On 22 March 2013 the Minister for Justice, Equality and Defence, Alan Shatter TD, announced the publication of the Courts Bill 2013. One of the policy objectives of the Bill is to increase the monetary jurisdiction of the Circuit and District Courts in civil proceedings to reflect the change in the value of money since the limits were last revised in 1991.
The current limits of the monetary jurisdiction of the District and Circuit Courts have remained unchanged since the Courts Act 1991. This Act capped the monetary jurisdiction of the District Court at €6,348.69 (£5,000) and €38,092.14 (£30,000) for the Circuit Court. The Courts and Courts Officers Act 2002 provided for increases to jurisdiction limits, however due to concerns about resource allocation in the Courts Service, they were never brought into effect.
The Courts Bill 2013 increases the jurisdiction limits to reflect changes in the value of money, broadly based on the increase in the CPI (Consumer Price Index) since 1991. It is therefore proposed to substantially increase the monetary jurisdiction limit in the District Court to €15,000 and €75,000 in the Circuit Court. An exception is made in the Bill for personal injuries proceedings in the Circuit Court, where the jurisdiction will be limited to €60,000 to address public policy concerns that an increased jurisdiction could lead to larger awards and consequently higher insurance costs.

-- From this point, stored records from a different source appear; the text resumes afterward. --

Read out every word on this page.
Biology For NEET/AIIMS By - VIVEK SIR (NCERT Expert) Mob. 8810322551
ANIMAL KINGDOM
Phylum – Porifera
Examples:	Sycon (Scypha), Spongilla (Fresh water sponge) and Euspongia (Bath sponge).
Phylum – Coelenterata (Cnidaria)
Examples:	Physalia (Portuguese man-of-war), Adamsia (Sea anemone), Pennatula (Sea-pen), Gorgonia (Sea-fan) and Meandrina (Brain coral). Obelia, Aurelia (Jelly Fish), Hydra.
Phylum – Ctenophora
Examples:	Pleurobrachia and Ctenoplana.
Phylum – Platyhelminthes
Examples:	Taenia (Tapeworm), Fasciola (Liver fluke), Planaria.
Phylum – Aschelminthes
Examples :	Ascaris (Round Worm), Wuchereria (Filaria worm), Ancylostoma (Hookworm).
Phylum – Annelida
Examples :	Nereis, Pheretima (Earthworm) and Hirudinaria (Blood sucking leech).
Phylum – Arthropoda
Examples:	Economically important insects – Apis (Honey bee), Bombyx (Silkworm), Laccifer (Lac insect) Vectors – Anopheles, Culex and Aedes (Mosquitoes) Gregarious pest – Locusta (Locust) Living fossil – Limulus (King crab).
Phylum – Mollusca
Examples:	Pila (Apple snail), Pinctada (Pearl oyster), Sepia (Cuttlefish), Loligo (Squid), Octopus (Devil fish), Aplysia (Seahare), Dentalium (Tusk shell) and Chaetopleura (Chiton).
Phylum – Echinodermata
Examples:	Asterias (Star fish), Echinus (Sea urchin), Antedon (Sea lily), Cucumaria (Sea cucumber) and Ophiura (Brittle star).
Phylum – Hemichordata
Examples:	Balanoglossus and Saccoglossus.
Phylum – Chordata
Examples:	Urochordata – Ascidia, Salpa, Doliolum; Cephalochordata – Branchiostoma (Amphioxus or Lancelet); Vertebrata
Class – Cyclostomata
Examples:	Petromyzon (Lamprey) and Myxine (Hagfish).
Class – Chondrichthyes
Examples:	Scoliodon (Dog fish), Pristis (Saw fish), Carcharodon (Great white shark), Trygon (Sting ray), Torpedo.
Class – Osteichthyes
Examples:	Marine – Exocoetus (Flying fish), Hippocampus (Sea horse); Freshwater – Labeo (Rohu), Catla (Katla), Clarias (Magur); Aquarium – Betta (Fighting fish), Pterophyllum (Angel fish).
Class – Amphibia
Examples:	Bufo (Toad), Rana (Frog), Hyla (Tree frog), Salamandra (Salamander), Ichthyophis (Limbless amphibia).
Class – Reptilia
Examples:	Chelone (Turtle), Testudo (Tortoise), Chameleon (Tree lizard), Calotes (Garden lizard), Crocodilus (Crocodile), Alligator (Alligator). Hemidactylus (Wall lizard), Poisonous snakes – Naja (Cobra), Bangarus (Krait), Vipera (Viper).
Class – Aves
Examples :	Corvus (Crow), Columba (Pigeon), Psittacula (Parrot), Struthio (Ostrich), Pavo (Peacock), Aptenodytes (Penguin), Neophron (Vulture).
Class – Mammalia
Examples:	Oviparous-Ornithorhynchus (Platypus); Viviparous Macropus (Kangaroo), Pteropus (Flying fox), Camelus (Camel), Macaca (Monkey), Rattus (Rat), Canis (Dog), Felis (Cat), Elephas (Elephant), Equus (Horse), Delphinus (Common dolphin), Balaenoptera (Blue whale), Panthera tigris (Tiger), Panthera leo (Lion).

It is anticipated that following the enactment of the Bill a greater number of civil actions will be facilitated in the lower courts, leading to reduced legal costs for parties to litigation and increased efficiency in the High Court. However, concerns have been raised regarding the additional resources which will be required to adequately deal with the inevitable increased caseload of the District and Circuit Courts. The Law Society of Ireland has warned that additional judges will need to be appointed to the Circuit and District Courts and other resources put into place to ensure the increased caseloads can be dealt with in an effective manner.
It is expected that the Bill will be enacted before the Dáil breaks for summer vacation.